A ADUnB tem atuado incansavelmente na defesa das conquistas e dos direitos dos(as) professores(as) perante o desmonte da educação pública e ataques aos servidores públicos federais.


Neste ano, em que o Governo Federal se aproveita da pandemia Covid-19 para avançar com suas políticas de desmonte dos serviços públicos, o sindicato se mobilizou contra o congelamento do salários, defendeu a progressão/promoção, e conquistou a suspensão do aumento da alíquota previdenciária para os(as) docentes da Universidade de Brasília (UnB).


Junto ao Congresso Nacional, mobilizou a categoria e atuou junto aos parlamentares contra o artigo n° 8 da Lei Complementar n. 173/2020 que congelava os salários de todos os servidores. Obtivemos vitória, por meio de uma importante campanha nas redes sociais e a vigilância de nossos filiados, com a aprovação do texto com os aumentos de remuneração à algumas categorias do serviço público, como saúde, educação e segurança. No entanto, o presidente Bolsonaro vetou o trecho.


De acordo com o texto sancionado pelo Governo, os salários ficarão congelados até 2021. Ou seja, para o presidente, o “remédio amargo”, como disse, serve apenas aos servidores e à população, carente dos serviços públicos, e não ao governo, bancos e grandes empresários. O Governo colocou enfim a “granada no bolso do inimigo”, como afirmou o ministro da Economia, Paulo Guedes, sobre os servidores, mas não permitiremos. Seguimos mobilizados, como categoria, pressionando os parlamentares para que a casa legislativa derrube o veto presidencial.


Apesar do congelamento, a ADUnB informou aos seus filiados(as) que, a partir de entendimento adotado pelo Ministério da Economia que interpreta a Lei Complementar n. 173/2020, a concessão de promoções e progressões funcionais deve ser mantida normalmente no período compreendido entre 28/05/2020 e 31/12/2021, sem qualquer prejuízo para os efeitos funcionais e financeiros.

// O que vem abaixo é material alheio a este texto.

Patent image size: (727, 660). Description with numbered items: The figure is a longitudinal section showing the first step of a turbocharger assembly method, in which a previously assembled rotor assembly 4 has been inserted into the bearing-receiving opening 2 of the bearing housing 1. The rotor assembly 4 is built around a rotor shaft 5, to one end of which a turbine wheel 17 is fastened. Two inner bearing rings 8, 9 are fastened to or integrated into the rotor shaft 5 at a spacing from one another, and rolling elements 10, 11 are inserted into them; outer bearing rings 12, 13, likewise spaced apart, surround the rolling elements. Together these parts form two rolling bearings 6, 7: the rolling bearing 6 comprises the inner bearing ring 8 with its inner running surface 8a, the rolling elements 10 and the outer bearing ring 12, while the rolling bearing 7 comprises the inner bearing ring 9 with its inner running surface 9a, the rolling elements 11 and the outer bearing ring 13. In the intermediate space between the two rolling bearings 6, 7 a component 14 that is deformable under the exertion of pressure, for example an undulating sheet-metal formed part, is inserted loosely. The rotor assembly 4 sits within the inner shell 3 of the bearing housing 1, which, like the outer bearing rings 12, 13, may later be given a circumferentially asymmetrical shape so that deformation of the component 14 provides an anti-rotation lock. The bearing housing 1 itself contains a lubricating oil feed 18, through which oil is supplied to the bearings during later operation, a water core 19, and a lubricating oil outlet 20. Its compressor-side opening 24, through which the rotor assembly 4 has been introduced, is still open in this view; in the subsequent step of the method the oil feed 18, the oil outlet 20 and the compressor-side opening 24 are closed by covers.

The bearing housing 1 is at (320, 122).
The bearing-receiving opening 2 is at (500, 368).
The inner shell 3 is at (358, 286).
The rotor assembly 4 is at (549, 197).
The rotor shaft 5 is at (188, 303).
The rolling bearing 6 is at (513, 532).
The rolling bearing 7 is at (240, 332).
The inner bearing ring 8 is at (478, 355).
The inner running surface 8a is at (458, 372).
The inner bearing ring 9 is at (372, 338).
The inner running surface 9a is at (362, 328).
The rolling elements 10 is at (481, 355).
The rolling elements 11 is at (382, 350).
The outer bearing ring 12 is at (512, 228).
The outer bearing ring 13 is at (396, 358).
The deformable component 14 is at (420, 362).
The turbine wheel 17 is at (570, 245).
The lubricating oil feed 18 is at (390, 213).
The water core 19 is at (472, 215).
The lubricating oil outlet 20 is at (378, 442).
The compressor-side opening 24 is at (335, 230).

A ADUnB atuou ainda contra a Instrução Normativa (IN) n° 28, do Ministério da Economia, que proibiu os órgãos da Administração Pública de realizar o pagamento de auxílio-transporte, adicionais ocupacionais e de outros tipos, como o adicional noturno, aos servidores públicos federais em regime de trabalho remoto. Para o sindicato, os adicionais são parte relevante da renda dos servidores, que pode ser severamente prejudicada.


Já sobre a Reforma da Previdência, a categoria dos(as) professores(as) da UnB obteve uma vitória, amplamente divulgada pela ADUnB: a Justiça Federal de Brasília acatou um pedido deste sindicato contra a Emenda Constitucional nº 103/190, e suspendeu a contribuição progressiva da alíquota previdenciária para os(as) docentes da UnB, determinando o retorno ao percentual fixo anterior, de 11% enquanto durar o estado de calamidade pública ocasionado pela pandemia do novo Coronavírus.


A decisão de suspensão foi encaminhada na ocasião pela ADUnB ao Decanato de Gestão de Pessoas da Universidade de Brasília (DGP/UnB), além do Poder Judiciário da União, para conhecimento e para que se cumprisse imediatamente a decisão judicial. Apesar das tentativas da Assessoria Jurídica do sindicato, não nos foram encaminhadas, ainda, respostas da universidade e da Advocacia Geral da União (AGU).


Seguiremos vigilantes, contra os ataques do governo aos nossos direitos, contra tentativas de criar confusão e falseamentos - postura que só ajuda a desmobilizar a categoria e facilita o trabalho do autoritário governo vigente. A cada ataque aos nossos direitos, o governo encontrará na ADUNB e no nosso sindicato nacional, o ANDES, a disposição inabalável de defender nossas conquistas. Sempre.